Es liegen Hinweise und glaubwürdige Vermutungen vor, dass die Türkei und Israel möglicherweise kurz vor einem historischen Handschlag stehen. Einige meinen, es könne sich um ein paar Wochen handeln, andere wiederum sprechen von ein paar Monaten, bis sich die alten Freunde und neuen Feinde, die Türkei und Israel, wieder miteinander anfreunden. Vermutlich solange, bis sie wieder Feinde werden.
Ankara und Jerusalem erscheinen wie zwei Teenager, die von ihren Klassenkameraden, Freunden, Gegnern und Lehrern zu einem Date wider Willen gezwungen werden. Und das nur, weil sie sich einsam und bedroht fühlen, und nicht etwa, weil sie sich auch nur halbwegs zu einander hingezogen fühlen. Zu diesem Date gehen sie nervös und voller Widerwillen.
Nach fast sechs Jahren werden eine überraschende Diplomatie und Pragmatismus wahrscheinlich die Oberhand über Gefühle und tiefes Misstrauen gewinnen. Seit die Türkei und Israel im Jahr 2010 ihre diplomatischen Verbindungen herabgestuft haben, hat die islamistische Führung der Türkei sorgfältig darauf geachtet, zwischen dem "israelischen Volk" und der "israelischen Regierung" zu unterscheiden. Nun sagte Omer Celik, Sprecher der regierenden Partei für Gerechtigkeit und Entwicklung, "der israelische Staat und das israelische Volk sind Freunde der Türkei", und wich damit zum ersten Mal von dieser Rhetorik ab.
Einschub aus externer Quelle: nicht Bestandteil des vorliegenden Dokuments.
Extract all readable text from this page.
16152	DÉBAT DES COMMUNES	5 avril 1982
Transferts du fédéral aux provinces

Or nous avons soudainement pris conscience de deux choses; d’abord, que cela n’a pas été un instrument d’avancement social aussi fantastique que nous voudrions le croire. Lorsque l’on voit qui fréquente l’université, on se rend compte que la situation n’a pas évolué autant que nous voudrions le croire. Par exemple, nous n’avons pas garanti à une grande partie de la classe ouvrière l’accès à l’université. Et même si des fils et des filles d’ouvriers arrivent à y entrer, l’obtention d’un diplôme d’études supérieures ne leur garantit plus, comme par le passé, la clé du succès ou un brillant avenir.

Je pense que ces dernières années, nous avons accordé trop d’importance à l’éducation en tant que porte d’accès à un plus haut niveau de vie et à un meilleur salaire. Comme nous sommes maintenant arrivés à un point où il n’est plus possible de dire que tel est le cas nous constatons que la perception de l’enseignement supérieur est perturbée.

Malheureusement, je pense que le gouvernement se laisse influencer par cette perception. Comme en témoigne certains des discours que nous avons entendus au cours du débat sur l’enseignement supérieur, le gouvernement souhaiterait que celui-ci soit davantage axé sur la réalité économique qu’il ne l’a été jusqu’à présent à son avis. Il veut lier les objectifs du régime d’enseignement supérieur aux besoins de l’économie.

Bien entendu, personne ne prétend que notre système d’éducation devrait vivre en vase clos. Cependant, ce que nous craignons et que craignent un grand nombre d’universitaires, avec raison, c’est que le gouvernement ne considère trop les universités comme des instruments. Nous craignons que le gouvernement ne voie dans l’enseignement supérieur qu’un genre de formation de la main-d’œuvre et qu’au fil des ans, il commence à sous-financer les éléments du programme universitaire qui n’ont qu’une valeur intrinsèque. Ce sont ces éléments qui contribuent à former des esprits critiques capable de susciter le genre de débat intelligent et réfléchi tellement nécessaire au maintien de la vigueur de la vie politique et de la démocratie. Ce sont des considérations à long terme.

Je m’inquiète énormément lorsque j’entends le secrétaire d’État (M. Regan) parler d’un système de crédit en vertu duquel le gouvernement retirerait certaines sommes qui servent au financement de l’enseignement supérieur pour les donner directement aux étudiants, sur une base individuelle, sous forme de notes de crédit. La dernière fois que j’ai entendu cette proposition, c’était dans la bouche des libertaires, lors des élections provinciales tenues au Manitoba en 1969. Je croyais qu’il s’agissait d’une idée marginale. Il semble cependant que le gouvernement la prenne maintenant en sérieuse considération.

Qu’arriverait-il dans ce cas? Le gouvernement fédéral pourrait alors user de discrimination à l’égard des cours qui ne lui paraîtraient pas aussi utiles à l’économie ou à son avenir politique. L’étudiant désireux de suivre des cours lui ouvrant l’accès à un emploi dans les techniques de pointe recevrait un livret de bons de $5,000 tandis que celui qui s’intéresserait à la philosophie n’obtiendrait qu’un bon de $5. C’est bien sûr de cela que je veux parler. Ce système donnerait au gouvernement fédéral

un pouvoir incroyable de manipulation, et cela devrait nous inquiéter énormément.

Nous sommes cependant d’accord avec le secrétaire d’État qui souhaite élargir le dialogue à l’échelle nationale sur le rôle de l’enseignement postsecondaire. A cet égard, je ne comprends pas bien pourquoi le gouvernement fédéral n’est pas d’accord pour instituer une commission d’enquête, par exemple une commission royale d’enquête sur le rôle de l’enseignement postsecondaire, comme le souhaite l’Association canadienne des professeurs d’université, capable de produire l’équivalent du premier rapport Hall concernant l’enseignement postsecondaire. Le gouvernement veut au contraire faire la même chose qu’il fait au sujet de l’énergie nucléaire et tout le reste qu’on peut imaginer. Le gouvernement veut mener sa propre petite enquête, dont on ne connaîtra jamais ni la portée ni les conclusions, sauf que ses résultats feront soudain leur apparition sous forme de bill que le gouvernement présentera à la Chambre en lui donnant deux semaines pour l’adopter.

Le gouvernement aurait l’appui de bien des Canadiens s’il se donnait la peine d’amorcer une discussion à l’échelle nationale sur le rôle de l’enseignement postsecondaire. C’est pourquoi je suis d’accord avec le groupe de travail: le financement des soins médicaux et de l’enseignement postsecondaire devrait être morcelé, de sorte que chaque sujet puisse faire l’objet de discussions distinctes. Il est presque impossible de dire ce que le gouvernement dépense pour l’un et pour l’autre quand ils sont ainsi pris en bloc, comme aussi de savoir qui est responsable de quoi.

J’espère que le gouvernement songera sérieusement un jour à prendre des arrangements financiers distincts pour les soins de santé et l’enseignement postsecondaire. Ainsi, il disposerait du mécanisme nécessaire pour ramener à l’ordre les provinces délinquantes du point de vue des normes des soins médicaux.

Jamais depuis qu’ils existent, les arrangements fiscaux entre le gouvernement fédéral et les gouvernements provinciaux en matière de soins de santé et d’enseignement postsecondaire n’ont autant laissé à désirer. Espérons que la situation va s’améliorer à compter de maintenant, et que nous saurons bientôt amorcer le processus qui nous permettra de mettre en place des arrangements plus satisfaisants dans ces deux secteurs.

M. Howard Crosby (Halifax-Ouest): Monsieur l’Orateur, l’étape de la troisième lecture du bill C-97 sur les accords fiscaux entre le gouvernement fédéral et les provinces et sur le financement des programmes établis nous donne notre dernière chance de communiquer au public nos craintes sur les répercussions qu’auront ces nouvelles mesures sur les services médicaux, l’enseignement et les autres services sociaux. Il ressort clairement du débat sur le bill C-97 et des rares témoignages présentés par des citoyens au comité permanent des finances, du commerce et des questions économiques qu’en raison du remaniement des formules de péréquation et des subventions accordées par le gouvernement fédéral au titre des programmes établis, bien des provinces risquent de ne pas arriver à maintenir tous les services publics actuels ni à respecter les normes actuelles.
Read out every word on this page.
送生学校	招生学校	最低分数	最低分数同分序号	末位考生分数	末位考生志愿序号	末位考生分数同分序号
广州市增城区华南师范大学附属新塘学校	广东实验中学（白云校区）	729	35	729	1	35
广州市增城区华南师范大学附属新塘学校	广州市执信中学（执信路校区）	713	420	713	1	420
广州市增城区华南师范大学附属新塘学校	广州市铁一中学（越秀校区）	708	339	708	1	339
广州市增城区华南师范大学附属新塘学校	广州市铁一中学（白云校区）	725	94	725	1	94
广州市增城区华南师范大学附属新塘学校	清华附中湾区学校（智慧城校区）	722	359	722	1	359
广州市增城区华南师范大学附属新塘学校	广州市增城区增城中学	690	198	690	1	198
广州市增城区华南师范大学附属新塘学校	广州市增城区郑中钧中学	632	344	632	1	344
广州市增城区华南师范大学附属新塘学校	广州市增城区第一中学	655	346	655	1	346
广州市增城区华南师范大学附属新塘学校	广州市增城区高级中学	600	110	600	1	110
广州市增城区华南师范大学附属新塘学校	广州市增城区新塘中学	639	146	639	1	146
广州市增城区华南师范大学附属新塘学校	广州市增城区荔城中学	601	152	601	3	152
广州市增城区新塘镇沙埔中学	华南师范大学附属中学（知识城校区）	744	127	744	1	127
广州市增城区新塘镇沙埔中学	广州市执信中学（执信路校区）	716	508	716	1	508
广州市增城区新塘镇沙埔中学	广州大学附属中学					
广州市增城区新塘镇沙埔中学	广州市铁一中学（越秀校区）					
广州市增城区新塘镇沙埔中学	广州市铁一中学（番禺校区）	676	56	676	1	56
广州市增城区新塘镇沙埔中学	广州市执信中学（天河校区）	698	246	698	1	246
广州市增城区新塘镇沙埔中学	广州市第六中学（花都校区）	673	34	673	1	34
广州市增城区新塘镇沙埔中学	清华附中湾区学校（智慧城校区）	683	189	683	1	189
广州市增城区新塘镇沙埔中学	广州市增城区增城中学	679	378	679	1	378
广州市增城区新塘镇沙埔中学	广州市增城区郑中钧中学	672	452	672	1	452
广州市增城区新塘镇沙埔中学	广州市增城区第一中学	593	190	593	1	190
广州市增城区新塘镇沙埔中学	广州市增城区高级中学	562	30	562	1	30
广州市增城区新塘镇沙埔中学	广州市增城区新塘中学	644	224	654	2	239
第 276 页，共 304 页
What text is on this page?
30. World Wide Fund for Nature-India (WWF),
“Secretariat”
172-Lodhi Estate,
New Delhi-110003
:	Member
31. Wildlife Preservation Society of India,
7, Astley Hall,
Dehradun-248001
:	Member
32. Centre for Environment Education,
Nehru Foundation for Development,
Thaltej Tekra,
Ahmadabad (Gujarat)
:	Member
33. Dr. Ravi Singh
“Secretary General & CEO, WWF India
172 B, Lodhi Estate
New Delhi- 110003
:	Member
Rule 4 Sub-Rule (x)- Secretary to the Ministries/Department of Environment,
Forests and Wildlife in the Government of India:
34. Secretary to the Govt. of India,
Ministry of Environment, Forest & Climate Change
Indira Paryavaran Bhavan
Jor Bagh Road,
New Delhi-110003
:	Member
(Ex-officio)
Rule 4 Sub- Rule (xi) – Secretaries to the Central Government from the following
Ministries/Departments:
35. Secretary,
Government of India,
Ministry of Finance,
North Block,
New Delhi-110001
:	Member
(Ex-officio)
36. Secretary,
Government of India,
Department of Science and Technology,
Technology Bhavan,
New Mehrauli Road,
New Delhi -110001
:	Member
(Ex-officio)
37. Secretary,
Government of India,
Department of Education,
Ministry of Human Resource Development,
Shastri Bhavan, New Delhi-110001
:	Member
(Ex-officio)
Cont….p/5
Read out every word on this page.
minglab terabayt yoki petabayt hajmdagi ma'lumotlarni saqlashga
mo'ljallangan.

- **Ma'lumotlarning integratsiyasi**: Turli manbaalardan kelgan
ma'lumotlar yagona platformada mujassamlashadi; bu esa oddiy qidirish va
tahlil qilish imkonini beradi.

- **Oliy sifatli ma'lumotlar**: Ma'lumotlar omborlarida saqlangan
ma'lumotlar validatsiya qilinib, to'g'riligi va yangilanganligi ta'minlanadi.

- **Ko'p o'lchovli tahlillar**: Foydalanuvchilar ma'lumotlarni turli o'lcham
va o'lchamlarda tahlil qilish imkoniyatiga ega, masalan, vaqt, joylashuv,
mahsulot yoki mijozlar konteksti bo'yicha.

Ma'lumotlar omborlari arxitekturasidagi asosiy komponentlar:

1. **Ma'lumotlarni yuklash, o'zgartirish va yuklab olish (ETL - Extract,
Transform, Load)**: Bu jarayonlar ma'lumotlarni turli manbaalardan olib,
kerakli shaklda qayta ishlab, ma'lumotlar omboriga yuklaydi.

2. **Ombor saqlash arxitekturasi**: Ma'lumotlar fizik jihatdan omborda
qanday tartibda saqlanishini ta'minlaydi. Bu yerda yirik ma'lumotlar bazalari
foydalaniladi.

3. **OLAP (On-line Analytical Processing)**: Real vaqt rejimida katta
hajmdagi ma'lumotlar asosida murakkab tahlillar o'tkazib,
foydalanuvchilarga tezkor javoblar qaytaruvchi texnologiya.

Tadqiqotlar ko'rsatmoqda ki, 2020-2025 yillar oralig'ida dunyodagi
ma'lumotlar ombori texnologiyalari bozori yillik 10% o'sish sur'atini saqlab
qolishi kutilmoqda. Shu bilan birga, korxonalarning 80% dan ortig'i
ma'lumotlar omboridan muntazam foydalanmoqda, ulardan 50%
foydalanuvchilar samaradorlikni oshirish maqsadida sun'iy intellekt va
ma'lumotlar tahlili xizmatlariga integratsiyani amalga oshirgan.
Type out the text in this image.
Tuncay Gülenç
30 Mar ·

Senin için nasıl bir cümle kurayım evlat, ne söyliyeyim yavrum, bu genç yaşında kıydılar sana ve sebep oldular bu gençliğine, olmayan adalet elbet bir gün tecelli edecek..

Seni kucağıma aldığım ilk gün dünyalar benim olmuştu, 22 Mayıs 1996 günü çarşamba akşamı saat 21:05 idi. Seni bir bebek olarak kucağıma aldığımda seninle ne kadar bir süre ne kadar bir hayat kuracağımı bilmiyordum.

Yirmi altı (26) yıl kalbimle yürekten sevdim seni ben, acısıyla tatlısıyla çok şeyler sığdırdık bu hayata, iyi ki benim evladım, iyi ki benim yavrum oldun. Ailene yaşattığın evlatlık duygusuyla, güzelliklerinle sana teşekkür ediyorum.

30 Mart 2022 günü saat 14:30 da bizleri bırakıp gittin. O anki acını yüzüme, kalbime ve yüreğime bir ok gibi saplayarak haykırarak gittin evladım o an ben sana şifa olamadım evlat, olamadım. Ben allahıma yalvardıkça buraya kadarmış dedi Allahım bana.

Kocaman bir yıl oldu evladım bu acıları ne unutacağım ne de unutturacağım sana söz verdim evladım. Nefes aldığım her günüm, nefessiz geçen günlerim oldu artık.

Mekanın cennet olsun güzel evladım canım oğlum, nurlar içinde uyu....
Dies war eine starke vertrauensbildende Massnahme seitens der Türkei.
Celiks Aussage wurde in Israel gehört. Am 23. Januar sagte der israelische Premierminister Benjamin Netanyahu, er sei bezüglich einer Normalisierung der Beziehungen zur Türkei voller Hoffnung und dass eine Normalisierung für beide Länder von Vorteil sei.
Doch als es schien, der Frieden würde aufblühen, zeigte sich die Realität. In einer Rede in Athen sagte der israelische Verteidigungsminister Mosche Jaalon der Welt unverblümt, wo er die Türkei im globalen Kampf gegen den islamistischen Terror sehe. Die türkische Regierung, so Jaalon, müsse sich entscheiden, "ob sie Teil irgendeiner Art von Kooperation im Kampf gegen den Terrorismus sein will [und] dies ist bis jetzt nicht der Fall." Noch beunruhigender sind seine Aussagen, dass der Islamische Staat im Irak und Syrien (ISIS) "seit sehr, sehr langer Zeit von türkischem Geld für Öl" profitiere, dass die Türkei Dschihadisten erlaube, zwischen Europa und Syrien hin- und herzureisen, und dass sie immer noch die "externe Terrorzentrale der Hamas in Istanbul" beherberge.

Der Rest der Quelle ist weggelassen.